Figure 8.

DNA damage and expression of proteins related to apoptosis or necroptosis in mouse spermatogonial GC-1 cells exposed to DBDPE and oxamate (LDH inhibitor) in vitro. (A) DNA damage in zebrafish testes detection by immunofluorescence staining against the histone protein $\mathrm{\gamma }$-H2AX. The representative images show DAPI-stained (blue) nuclei with nuclear $\mathrm{\gamma }$-H2AX foci in green. (B) Percentages of GC-1 cells with $\ge 5$ $\mathrm{\gamma }$-H2AX foci ($n=4$). (C) Cell apoptosis detection by flow cytometry (FCM) using an Annexin V-FITC Apoptosis Detection Kit ($n=7–8$). (D) Western blotting analyses carried out with antibodies against caspase-3, cleaved caspase-3, caspase-8, cleaved caspase-8, P53, and GAPDH in GC-1 cells. (E) Western blotting analyses carried out with antibodies against cleaved PARP, p-JNK, and GAPDH in GC-1 cells. (F) Western blotting analyses carried out with antibodies against RIPK3, RIPK1, MLKL, p-MLKL, and GAPDH in GC-1 cells. (H–I) Quantification of the abundances of proteins relative to GAPDH ($n=3$).

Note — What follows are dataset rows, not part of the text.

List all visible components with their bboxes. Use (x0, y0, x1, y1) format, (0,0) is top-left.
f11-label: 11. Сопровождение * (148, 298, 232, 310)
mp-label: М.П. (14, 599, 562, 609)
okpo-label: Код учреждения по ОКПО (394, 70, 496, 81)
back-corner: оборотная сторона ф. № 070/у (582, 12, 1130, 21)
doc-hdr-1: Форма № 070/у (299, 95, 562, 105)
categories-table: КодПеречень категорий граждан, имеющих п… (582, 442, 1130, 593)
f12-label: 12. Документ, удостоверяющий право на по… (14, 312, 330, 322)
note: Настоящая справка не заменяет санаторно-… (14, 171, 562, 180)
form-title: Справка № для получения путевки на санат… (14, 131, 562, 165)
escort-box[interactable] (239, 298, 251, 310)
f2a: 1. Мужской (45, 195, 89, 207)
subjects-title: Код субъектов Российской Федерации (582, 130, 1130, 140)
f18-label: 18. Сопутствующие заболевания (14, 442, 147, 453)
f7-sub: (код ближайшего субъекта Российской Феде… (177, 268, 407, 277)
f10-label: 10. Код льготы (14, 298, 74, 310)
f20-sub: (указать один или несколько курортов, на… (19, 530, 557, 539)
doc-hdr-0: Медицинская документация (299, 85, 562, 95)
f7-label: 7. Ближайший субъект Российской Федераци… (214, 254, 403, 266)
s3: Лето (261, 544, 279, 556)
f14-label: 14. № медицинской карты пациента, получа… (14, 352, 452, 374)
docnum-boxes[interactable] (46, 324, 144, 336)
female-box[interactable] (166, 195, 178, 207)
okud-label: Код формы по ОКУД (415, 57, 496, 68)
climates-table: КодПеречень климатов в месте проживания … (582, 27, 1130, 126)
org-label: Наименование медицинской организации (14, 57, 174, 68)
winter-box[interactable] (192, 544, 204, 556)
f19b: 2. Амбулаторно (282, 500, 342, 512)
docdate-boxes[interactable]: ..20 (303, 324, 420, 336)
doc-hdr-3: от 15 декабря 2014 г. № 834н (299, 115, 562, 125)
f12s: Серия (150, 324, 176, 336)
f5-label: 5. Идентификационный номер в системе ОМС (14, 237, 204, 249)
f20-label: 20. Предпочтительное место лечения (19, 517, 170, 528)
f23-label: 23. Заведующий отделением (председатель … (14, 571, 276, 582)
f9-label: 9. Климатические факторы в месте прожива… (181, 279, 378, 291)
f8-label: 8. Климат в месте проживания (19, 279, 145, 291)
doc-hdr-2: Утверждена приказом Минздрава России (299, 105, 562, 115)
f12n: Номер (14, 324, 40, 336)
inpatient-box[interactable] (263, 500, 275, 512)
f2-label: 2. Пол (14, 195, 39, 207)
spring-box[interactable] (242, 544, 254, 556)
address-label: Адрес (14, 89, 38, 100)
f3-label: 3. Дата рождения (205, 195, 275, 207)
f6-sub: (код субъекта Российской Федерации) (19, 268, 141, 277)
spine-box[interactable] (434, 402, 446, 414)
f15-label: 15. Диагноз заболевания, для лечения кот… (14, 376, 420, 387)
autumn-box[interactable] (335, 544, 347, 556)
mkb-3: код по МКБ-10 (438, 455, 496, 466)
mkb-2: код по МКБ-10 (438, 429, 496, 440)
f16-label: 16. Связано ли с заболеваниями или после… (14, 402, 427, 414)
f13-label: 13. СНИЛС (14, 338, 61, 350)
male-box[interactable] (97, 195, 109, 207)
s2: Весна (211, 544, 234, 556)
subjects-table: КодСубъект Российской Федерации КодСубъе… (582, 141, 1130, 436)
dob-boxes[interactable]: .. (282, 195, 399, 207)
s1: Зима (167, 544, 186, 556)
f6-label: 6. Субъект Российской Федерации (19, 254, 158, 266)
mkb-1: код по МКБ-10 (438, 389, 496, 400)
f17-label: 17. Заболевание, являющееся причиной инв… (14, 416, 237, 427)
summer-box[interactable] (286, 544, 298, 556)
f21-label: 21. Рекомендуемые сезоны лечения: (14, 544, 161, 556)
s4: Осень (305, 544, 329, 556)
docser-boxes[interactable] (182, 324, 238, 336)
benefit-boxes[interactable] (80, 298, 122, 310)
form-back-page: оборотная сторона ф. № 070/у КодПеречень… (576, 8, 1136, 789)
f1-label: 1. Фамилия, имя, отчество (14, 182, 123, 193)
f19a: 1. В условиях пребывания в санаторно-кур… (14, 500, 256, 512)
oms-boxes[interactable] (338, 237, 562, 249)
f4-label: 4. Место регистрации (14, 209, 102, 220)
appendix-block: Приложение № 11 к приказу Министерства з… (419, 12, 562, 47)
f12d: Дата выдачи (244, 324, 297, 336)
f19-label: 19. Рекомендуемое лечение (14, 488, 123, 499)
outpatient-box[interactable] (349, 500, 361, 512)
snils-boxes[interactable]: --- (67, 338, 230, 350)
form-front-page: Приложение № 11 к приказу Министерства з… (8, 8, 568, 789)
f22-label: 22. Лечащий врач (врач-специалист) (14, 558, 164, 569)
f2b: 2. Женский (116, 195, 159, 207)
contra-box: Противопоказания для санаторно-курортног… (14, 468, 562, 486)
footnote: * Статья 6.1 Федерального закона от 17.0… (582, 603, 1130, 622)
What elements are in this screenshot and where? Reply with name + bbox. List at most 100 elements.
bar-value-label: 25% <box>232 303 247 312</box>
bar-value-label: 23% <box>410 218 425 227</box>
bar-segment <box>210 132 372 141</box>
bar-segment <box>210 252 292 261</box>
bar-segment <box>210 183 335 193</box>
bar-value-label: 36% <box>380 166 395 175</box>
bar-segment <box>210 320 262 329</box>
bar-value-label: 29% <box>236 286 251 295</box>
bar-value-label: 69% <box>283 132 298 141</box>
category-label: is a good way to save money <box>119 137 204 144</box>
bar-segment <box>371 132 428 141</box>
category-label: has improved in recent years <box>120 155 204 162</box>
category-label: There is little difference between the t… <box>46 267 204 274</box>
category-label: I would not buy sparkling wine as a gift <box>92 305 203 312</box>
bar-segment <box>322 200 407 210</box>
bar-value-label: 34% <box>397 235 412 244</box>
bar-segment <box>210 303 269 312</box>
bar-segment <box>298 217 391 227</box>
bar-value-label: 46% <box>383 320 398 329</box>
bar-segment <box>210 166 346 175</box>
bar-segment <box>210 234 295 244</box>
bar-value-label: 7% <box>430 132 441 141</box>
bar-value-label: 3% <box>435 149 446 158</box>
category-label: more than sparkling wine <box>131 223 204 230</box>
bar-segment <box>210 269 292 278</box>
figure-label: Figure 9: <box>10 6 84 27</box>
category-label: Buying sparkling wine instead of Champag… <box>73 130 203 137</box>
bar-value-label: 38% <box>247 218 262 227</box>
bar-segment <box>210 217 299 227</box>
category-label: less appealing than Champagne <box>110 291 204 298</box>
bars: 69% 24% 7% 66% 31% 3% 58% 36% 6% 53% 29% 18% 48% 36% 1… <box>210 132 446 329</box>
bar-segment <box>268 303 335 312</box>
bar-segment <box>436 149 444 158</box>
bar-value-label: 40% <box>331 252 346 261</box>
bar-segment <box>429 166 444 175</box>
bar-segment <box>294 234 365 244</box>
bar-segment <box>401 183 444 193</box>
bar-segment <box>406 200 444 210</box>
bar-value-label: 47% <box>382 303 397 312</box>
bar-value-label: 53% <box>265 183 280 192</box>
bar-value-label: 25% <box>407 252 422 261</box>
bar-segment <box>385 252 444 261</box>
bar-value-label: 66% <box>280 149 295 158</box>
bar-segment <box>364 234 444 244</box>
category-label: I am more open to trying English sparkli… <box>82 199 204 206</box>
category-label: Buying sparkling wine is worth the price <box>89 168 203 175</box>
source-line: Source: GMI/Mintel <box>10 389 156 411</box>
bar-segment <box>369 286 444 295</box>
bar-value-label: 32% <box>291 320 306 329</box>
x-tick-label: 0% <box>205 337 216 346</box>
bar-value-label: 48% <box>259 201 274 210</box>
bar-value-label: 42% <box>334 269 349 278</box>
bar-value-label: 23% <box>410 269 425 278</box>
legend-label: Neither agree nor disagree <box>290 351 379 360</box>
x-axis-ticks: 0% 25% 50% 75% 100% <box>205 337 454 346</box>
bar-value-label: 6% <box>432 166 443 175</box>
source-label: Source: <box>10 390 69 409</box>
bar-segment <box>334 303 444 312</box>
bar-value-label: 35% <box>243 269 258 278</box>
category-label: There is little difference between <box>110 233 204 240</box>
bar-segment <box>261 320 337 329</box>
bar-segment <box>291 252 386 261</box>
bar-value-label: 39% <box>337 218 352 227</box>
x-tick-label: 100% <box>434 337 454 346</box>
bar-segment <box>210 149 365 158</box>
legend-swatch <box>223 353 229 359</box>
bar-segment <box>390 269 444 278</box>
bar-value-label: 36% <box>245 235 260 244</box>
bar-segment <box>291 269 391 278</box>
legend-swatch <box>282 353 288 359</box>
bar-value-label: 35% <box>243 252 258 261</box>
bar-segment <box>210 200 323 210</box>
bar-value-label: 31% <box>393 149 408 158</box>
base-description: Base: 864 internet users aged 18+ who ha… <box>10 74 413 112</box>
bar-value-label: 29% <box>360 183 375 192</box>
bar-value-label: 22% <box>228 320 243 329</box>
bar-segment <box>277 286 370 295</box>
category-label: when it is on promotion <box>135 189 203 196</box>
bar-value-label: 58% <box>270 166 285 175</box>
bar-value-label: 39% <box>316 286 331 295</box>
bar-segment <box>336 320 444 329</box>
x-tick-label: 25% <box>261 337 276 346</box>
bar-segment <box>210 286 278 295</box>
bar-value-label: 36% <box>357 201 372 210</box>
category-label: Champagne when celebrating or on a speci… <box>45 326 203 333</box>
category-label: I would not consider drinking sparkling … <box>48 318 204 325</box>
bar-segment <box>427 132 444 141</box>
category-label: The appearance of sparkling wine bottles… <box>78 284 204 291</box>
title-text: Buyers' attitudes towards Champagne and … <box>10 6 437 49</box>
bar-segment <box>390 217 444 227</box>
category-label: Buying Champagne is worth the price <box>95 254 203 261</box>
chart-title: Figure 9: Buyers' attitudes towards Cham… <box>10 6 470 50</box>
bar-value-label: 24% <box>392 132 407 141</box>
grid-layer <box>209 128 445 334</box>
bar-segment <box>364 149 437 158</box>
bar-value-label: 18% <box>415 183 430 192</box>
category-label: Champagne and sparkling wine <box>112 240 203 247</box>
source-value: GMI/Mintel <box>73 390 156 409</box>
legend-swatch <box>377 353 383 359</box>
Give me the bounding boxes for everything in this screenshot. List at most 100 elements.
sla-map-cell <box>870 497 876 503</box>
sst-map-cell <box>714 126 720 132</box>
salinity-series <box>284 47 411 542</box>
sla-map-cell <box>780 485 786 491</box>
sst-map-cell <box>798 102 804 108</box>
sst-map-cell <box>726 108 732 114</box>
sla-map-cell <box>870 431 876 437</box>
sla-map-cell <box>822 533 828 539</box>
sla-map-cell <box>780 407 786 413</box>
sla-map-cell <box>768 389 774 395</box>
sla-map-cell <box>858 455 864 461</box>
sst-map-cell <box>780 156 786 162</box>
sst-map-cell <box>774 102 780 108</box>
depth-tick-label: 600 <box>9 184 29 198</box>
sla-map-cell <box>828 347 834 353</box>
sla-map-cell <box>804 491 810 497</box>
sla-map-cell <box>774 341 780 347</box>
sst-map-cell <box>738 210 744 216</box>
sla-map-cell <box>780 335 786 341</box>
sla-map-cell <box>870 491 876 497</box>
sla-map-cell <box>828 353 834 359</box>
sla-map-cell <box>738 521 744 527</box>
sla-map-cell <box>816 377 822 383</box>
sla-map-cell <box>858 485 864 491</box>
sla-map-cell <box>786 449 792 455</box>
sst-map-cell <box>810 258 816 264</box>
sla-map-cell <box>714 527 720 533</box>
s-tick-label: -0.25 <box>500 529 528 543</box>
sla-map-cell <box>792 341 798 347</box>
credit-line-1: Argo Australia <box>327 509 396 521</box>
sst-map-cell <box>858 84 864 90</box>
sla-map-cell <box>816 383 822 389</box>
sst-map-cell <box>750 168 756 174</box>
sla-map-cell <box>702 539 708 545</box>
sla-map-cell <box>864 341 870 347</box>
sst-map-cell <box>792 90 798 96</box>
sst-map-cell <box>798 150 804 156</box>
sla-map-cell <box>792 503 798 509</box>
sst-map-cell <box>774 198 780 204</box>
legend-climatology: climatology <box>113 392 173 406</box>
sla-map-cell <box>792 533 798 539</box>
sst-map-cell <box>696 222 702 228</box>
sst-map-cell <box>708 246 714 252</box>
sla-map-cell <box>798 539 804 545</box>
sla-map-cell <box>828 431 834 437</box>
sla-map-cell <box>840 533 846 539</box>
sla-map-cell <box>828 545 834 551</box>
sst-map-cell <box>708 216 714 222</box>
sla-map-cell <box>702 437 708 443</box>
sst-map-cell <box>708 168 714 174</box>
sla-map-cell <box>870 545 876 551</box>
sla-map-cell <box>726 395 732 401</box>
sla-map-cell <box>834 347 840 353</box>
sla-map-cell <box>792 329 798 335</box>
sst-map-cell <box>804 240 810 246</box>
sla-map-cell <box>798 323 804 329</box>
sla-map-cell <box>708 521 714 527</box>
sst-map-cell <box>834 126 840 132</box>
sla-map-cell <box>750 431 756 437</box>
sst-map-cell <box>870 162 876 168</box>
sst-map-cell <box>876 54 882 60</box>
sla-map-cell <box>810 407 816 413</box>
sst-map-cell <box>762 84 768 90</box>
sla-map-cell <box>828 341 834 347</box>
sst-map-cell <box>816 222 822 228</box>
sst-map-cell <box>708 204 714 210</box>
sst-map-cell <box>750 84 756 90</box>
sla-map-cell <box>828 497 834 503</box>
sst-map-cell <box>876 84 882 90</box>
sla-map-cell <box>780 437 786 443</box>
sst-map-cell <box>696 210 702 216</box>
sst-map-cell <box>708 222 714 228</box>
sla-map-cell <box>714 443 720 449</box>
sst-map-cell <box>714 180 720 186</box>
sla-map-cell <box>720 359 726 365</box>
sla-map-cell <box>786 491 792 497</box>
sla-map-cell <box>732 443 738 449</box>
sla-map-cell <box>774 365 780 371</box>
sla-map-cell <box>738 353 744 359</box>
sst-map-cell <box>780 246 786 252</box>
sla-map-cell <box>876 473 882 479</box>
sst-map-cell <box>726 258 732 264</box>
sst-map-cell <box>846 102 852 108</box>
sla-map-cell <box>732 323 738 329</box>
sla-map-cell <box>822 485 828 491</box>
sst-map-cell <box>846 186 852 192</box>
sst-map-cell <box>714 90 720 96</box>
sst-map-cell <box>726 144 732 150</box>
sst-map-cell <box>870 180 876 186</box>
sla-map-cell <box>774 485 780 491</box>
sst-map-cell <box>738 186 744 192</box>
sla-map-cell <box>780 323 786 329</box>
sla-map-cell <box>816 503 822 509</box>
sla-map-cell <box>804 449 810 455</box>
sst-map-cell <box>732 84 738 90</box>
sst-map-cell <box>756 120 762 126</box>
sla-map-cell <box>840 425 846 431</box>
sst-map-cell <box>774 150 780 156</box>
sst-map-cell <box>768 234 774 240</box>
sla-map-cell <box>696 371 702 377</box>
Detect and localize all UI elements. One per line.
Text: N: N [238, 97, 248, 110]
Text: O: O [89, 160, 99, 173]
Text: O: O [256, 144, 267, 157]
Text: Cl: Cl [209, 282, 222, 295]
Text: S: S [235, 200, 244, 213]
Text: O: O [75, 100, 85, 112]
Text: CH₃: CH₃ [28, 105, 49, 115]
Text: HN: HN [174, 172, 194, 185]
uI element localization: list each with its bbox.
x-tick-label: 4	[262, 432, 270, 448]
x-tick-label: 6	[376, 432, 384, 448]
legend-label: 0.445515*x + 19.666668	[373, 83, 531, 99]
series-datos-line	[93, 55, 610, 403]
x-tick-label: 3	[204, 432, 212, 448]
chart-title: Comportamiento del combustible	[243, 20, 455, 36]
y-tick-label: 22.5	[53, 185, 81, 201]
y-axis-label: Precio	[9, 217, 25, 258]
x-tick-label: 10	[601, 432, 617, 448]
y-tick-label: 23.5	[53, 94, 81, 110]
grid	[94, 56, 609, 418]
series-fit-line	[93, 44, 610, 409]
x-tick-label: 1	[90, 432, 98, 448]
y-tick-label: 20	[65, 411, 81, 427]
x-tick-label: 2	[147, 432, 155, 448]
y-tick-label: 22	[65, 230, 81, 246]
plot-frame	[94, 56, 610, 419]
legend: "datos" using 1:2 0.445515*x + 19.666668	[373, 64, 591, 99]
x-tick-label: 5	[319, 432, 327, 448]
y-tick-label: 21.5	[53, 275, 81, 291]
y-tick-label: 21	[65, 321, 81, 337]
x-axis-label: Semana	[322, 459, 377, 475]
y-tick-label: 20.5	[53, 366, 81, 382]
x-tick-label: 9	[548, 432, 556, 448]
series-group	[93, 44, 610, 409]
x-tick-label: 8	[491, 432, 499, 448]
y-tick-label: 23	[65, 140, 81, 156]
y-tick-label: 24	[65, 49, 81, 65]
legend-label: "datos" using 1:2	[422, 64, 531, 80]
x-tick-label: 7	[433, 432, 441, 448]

Each dot in (E–I) represents one replicate data point (one well of cells/replicate). The dot numbers represent the data size for statistical analysis. Results are represented as $\text{means}\pm \text{standard}$ errors of the mean (SEMs). Data are reported in Excel Table S8. Note: DBDPE, decabromodiphenyl ethane; FITC, fluorescein isothiocyanate; glyceraldehyde-3-phosphate dehydrogenase; LDH, lactate dehydrogenase; MLKL, mixed lineage kinase domain-like; PARP, poly(adenosine diphosphosphate-ribose) polymerase; p-JNK, phospho-c-jun N-terminal kinase; RIPK, receptor-interacting serine-threonine kinase 3. *$p<0.05$, **$p<0.01$, and ***$p<0.001$ indicate significant differences between exposure and control groups, by one-way analysis of variance (ANOVA) followed by the post hoc least significant difference (LSD) test.